Se fosse eu, ia parecer uma bicha”.
Neste
caso, o Luís refere-se sobretudo à forma de vestir do Manuel e à expressão da
sua sensibilidade através dos gostos e opiniões que manifesta, no geral. De
certa forma, o Manuel é mais capaz de se expor, do que o Luís. Contudo, o que o
Luís não sabe é que o Manuel desabafou comigo sobre sentir tantas vezes ser
difícil definir, enquanto homem, os limites entre o feminino e o masculino,
sentindo muitas vezes não corresponder ao estereótipo do masculino. Foi o
Manuel que me disse que o preconceito de não se ser homem o suficiente, põe em
causa a masculinidade.
O
resumo dos diálogos que tive com ambos os amigos, em alturas separadas, pretende apenas
funcionar como ponto de partida para a reflexão em torno de algumas questões
ligadas à construção das masculinidades e do feminino que nelas se inscreve. Não
se trata portanto, de material clínico, apesar de levantar questões comuns às
de muitos jovens adultos que vou ouvindo, em contexto de gabinete.
Segundo
Benjamin (1988), psicanalista americana, nas sociedades ocidentais, as imagens
culturais subjacentes à masculinidade geralmente continuam a significar ser-se
racional, protector, agressivo e dominador, enquanto as imagens subjacentes à
feminilidade costumam significar ser-se emocional, receptiva, afectiva,
cuidadora e submissa. Estas imagens parecem obedecer a uma ordem social ligada
à força binária, assente numa reprodução da complementaridade de géneros masculino e feminino enquanto constructos distintos e opostos.
Penso
na afirmação de Stoller (1985), psiquiatra americano, “The
first order of business in being a man is don`t be a woman” e
automaticamente também na angústia do Luís e do Manuel quando me falam da
dificuldade em exporem aspectos que tradicionalmente possam estar mais ligados
ao feminino sem o perigo de se tornarem mulheres.
Independentemente
da orientação sexual, é relativamente comum para os meninos, rapazes, adultos
serem chamados, com mais ou menos frequência, de “maricas”, “bicha”,
“paneleiro”. Sob este ponto de vista, o feminino é encarado como um sintoma
negativo (Corbett, 1996), contido em cada uma destas injúrias narcísicas.
Ducat
(2004) cria o termo “femiphobia” para assinalar o repúdio do homem pelo seu self feminino. O preconceito interno e
externo do masculino em relação ao feminino instala-se, comprometendo o saudável desenvolvimento do sujeito através de uma organização fálica defensiva, negando
aspectos ligados à capacidade procreativa e possibilidades de afecto e criação
de um homem (Fast, 1984).
Tal
como Luís, o Manuel afirma sentir-se ambivalente em relação à definição dos limites entre o feminino e o masculino.

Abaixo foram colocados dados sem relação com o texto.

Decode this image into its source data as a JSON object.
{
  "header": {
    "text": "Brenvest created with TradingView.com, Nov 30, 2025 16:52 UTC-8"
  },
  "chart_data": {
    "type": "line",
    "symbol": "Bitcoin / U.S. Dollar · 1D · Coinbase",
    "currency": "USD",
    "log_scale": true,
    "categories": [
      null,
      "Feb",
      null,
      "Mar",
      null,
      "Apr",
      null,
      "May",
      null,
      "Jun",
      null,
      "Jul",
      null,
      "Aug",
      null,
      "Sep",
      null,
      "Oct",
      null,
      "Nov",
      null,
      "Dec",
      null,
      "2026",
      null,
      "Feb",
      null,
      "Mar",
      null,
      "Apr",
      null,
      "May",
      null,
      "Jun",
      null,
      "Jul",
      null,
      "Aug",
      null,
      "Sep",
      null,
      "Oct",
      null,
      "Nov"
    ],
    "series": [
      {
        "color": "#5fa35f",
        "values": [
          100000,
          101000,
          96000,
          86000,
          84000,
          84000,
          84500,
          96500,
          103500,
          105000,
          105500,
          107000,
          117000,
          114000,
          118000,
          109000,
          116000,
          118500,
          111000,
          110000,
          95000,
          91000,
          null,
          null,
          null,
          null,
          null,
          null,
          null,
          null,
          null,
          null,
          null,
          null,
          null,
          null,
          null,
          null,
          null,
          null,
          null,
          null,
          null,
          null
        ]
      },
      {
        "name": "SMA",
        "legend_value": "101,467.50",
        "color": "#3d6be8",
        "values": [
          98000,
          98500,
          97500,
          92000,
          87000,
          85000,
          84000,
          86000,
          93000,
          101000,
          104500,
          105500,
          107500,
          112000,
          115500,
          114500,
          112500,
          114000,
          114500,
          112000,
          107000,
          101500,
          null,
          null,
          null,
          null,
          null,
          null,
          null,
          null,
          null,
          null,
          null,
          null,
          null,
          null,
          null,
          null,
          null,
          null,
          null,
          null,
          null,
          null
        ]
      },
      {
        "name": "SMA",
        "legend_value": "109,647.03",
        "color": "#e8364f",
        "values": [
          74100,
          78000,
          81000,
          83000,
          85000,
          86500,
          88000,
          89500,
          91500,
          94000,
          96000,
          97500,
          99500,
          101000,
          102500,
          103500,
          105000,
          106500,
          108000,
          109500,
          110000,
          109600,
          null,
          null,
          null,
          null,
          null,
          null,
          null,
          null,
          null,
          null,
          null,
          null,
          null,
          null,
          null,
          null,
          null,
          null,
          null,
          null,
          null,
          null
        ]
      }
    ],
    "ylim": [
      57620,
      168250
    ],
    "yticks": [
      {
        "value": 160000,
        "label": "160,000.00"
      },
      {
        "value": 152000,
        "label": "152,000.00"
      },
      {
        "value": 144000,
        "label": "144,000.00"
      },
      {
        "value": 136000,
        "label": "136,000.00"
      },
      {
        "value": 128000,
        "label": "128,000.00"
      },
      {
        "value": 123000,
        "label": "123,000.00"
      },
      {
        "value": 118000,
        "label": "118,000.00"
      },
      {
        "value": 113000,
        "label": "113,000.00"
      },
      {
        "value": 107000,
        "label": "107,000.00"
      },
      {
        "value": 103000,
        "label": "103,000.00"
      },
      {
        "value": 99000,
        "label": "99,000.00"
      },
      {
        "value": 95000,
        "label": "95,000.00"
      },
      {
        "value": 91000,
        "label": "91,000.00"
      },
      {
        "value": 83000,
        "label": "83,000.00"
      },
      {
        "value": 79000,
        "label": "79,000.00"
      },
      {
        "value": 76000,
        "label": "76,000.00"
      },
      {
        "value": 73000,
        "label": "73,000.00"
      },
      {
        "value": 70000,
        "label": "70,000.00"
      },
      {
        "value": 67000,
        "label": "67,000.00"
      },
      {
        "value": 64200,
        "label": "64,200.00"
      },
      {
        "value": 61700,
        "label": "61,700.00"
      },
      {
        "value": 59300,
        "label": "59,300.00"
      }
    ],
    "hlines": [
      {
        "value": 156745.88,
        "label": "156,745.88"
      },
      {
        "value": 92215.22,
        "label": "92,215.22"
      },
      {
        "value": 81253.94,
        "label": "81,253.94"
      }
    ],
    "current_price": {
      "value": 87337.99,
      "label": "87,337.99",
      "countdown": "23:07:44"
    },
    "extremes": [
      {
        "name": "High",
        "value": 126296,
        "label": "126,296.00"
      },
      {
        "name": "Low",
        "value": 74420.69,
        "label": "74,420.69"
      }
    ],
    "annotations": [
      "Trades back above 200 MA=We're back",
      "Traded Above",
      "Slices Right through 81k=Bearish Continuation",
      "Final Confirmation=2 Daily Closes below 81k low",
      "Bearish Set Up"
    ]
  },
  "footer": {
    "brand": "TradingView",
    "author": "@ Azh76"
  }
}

A dificuldade do Manuel poderá talvez ser validada por Corbett (2009) que
afirma que todos os géneros têm falta de coerência e são atormentados pela
ansiedade. Grayson Perry (2016), um artista plástico inglês, escreve, meio a
brincar meio a sério, que existe um
Departamento da Masculinidade que se encarrega de enviar os seus funcionários
na recolha de informações acerca do que é ser masculino numa variedade de fontes
- pais, professores, televisão, livros,
filmes. Os funcionários instalam-se dentro da cabeça de cada homem e enviam
instruções através de uma voz interna inconsciente que serve como
intercomunicador. Estes funcionários têm como tarefa patrulhar os limites do
género e assegurar que todos os membros da cultura masculina respeitam e agem
em conformidade (Buchbinder, 2013). Os
que não o fazem podem sentir-se como o Manuel – a não corresponder ao
estereótipo do masculino.
As
questões ligadas à identidade de género e, neste caso mais concreto, à
masculinidade, são transversais a todas as Pessoas, quer sejam homens,
mulheres, transexuais, intersexuais, homossexuais, heterossexuais ou assexuais.
Podem ser pensados e debatidos em muitos lugares, mas com certeza de forma aprofundada durante
um processo psicoterapêutico, se tal se justificar.